- Born: October 18, 1927 Perth Amboy, New Jersey
- Died: July 23, 2018 (aged 90) Los Angeles, California
- Occupation: Television producer
- Years active: -1994
- Known for: Family Feud

= Howard Felsher =

American game show producer (1927–2018)

Howard Felsher (October 18, 1927 – July 23, 2018) was an American game show producer. He produced shows such as Tic Tac Dough, Password, Password Plus, Super Password, He Said, She Said, Concentration, and most notably, Family Feud. Felsher was known as the "Game Show Doctor" in certain circles for his ability to come in and fix a show.

==Author==
Felsher also wrote a book with Michael Rosen entitled The Press in the Jury Box which has since been retitled Justice, U.S.A. This book deals with the dangers of trying an accused in the press before a trial.

==Politics==
In 1982, Felsher ran for the Republican nomination to be the congressman from the 26th district of California. He lost in the primary to Harold K. Phillips (who would lose to Howard Berman in the general election).

==Family Feud and Richard Dawson==
Felsher was best known for his work on the original version of Family Feud.

When the show was rising in popularity in the late 1970s, Felsher noticed that host Richard Dawson's ego was becoming a major issue. Richard Dawson was known to yell and argue with Felsher (sometimes on camera) when Dawson disagreed with calls and judgements made by Felsher. On one occasion, when their friendship was more amicable, Dawson and Felsher switched positions during a question for fun. At one point in 1981, Dawson ordered Felsher to get off the set, which he did. Dawson ultimately had a falling out with Felsher, and in 1982 Family Feud packager Mark Goodson agreed to keep Felsher distant from Dawson by promoting him to executive producer, thereby relieving him of his studio duties, and promoting Cathy Hughart Dawson (Dawson's then daughter-in-law) to producer. Felsher recalled this in the 2002 E! True Hollywood Story on Family Feud.

On the final original Dawson-era episode of Family Feud in 1985, Dawson publicly apologized about any misgivings, disagreements, or brawls he may have had with producers, particularly Felsher. However, according to Felsher, Dawson regretted making the remarks the next day. Dawson ordered his daughter-in-law, the producer, to cut the speech from the show and it was not seen for 14 years until Game Show Network re-aired the episode on December 31, 1999, as part of their "Y2Play" marathon of game show finales.

Felsher is also best known for the only question that was thrown out in the history of Family Feud because someone said one of the answers. During the question "Besides Family Feud, name a Goodson-Todman show, past or present", Felsher said What's My Line when Richard Dawson wanted to know if To Tell the Truth was the longest-running game show ever at the time, which was one of the 4 remaining answers that wasn't answered already(It was the 4th most popular answer, with To Tell the Truth being 5th).

==Quiz show scandal==
As producer of the TV game show Tic Tac Dough for Jack Barry - Dan Enright productions, Felsher was in charge of all aspects of production including choosing contestants.

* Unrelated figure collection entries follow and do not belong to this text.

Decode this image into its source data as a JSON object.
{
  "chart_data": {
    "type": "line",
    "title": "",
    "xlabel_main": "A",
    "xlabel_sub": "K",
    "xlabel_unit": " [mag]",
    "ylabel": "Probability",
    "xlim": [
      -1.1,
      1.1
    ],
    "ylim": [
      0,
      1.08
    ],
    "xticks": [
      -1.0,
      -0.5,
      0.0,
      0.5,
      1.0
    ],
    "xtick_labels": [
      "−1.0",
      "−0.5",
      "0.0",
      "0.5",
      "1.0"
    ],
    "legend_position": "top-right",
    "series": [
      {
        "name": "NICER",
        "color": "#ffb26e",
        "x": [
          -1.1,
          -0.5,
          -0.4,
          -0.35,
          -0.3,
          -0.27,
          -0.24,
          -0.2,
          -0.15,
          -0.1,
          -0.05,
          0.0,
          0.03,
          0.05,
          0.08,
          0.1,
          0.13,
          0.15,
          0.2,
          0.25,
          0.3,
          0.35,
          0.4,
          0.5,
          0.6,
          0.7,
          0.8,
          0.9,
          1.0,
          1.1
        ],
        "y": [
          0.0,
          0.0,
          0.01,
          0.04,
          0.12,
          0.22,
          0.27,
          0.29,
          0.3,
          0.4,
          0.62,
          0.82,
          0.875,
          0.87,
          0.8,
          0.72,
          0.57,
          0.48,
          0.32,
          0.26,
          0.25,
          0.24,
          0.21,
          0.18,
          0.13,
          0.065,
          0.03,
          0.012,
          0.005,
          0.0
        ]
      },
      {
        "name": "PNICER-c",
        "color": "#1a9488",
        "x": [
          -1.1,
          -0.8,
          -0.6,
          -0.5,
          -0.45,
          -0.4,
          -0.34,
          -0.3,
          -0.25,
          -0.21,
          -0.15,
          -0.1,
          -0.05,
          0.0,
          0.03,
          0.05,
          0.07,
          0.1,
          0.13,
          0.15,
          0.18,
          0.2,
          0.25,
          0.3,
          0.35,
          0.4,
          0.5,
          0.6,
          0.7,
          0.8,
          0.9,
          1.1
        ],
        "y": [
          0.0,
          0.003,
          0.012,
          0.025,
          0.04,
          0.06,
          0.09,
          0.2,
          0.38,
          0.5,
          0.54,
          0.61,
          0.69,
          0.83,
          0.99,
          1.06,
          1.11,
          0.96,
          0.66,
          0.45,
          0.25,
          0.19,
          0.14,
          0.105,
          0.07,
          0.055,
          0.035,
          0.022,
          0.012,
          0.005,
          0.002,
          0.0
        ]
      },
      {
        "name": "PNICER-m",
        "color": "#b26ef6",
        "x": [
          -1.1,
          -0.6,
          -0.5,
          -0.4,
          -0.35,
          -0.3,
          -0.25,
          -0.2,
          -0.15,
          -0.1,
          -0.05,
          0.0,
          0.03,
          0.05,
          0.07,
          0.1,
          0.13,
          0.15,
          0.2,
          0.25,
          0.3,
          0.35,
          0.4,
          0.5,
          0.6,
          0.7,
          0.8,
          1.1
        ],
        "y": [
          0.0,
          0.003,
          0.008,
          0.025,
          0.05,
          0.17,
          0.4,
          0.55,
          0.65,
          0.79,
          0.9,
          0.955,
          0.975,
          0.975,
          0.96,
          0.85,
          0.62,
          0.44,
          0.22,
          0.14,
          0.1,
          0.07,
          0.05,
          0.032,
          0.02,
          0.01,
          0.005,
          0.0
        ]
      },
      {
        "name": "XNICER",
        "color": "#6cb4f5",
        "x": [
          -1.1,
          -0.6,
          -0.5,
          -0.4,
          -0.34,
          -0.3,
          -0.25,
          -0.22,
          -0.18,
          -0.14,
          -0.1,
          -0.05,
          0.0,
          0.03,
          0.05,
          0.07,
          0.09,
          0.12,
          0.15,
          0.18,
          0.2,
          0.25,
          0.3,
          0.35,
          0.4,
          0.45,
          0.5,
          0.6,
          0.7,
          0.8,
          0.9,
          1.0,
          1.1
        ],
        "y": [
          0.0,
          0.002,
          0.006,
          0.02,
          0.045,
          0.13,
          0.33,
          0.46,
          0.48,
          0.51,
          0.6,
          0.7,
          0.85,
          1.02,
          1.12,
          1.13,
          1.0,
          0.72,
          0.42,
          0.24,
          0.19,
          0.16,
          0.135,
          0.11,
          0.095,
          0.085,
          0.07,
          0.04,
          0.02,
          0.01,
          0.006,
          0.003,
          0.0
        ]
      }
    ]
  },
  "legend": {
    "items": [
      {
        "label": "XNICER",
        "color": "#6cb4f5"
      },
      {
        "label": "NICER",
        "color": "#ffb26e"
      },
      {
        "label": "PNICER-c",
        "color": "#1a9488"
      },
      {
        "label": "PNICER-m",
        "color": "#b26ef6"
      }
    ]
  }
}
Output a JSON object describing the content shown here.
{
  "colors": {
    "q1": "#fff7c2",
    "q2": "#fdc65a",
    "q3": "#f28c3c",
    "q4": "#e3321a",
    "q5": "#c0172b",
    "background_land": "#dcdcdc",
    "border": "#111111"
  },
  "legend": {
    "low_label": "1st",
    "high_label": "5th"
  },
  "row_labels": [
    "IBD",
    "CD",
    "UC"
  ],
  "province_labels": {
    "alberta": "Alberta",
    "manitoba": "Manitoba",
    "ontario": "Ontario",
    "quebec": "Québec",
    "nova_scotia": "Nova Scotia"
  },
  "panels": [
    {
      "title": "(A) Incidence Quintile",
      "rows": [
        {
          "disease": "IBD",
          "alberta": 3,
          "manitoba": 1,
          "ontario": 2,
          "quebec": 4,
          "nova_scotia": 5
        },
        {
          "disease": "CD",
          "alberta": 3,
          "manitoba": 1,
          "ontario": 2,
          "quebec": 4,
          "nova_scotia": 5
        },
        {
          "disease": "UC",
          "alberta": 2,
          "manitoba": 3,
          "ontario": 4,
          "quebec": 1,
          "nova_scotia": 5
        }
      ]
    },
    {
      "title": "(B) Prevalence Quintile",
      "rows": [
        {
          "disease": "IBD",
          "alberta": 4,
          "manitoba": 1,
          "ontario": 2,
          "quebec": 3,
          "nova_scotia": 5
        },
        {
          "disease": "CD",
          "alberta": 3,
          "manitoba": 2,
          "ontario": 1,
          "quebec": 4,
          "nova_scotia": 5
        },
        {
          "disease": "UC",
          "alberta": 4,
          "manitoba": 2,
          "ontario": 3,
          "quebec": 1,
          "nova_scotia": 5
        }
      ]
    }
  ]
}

Sixteen-year-old Kirsten Falke auditioned as a folk singer, but became a contestant on the show. Felsher provided the young singer with answers and hints to win on the show and promised to showcase her singing talent. "I botched it up", reported Kirsten. She requested her categories in the wrong order and walked away with $800.

A grand jury subpoenaed Falke to testify and Felsher implored her to lie. Felsher admitted to congressmen that he urged roughly 30 former show contestants and all of his production staff to lie to the grand jury and that he had lied under oath himself. Felsher estimated that about 75% of Tic Tac Dough nighttime shows had been rigged. Felsher was fired by NBC.

==Personal life==
Felsher has a son, Andrew Felsher, who has also directed a number of game shows, and currently is an executive at RTL Group, which is the successor company to the Goodson-Todman production company where his shows were produced.

Felsher died on July 23, 2018, at the age of 90.